Anna Kendrick is kind of a force of nature in Hollywood these days, but back when she was an unknown teenager she starred in an indie film she thought no one would ever see about a group of misfit kids who go to a performing arts summer camp.
“I guess, if I’m honest, it didn’t feel like we were making a real movie,” she writes in Scrappy Little Nobody. “Real movies had famous actors in them, like Tom Hanks or the German lady from Austin Powers (my metric was all over the place). And films about teenagers had gorgeous, polished, twenty-five-year-old actors, and the plots revolved around summer crushes–not going to prom in drag and getting your ass kicked.”
Kendrick was 16 at the time of the shoot, which save for the opening shots was done at Stagedoor Manor in upstate New York.
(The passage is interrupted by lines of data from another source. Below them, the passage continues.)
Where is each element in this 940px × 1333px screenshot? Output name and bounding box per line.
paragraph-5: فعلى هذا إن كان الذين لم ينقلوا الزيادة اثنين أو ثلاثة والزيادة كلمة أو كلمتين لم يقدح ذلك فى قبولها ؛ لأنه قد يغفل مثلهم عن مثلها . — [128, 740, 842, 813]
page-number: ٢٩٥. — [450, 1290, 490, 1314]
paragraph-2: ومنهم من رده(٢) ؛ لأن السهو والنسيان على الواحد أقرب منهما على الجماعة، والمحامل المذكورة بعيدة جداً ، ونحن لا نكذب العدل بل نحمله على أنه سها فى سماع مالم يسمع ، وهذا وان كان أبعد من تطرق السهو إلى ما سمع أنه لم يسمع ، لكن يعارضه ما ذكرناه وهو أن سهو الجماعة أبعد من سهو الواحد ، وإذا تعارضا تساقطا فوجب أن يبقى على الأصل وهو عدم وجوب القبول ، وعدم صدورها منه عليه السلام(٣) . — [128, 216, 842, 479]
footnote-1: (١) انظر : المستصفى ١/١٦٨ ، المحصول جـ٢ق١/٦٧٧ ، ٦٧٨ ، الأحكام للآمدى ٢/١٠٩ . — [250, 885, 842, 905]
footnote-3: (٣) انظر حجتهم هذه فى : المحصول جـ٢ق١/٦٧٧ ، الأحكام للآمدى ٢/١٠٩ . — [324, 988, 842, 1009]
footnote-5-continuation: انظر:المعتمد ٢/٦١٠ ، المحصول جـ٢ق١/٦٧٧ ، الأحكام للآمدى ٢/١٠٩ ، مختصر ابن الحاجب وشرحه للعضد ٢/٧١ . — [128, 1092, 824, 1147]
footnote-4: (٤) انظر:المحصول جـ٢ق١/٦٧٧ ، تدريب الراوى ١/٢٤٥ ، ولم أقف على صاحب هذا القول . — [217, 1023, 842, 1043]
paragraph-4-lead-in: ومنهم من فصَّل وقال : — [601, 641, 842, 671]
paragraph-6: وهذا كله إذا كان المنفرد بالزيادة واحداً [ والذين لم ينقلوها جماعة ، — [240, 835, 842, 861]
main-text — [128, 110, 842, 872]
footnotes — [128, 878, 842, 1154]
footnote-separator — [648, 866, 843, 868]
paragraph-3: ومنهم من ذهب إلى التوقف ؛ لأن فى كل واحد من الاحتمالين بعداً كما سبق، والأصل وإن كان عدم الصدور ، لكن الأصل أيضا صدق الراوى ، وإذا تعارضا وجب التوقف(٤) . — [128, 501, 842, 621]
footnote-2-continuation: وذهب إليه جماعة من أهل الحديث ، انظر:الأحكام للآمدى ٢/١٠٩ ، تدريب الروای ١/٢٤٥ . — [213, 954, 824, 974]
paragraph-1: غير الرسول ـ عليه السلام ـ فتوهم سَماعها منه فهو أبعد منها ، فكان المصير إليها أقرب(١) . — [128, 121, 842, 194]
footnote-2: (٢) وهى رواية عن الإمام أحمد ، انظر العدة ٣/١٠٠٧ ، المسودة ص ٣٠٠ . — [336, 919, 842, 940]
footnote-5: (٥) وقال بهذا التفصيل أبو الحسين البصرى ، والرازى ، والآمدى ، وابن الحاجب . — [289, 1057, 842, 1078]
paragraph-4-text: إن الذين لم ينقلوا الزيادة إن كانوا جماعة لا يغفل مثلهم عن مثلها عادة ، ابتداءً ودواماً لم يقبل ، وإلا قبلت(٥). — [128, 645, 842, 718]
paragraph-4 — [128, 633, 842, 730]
She admits that while she would be “thrilled to play such a twisted little character” like Fritzi now, she wasn’t quite as excited then.
“My big problem was Fritzi, a weird girl with greasy hair and terrible clothes who happened to be the character I was playing, Fritzi was the camp loser and she was obsessed with (and probably in love with) Jill, the hot, popular girl at camp,” she writes.
Kendrick devotes an entire chapter in her book to the film that would play well at the Sundance Film Festival and earn her a nomination for an Independent Spirit Award but barely register with her high school classmates when the decision to market it as a teen romp “backfired enormously.”
Camp has since become a cult classic in part because of Kendrick’s rise and also because many of its themes have become more socially acceptable than they were in 2003.
“People have either never heard of it or they want to tell me that it changed their life, no matter how inappropriate the circumstances,” she writes.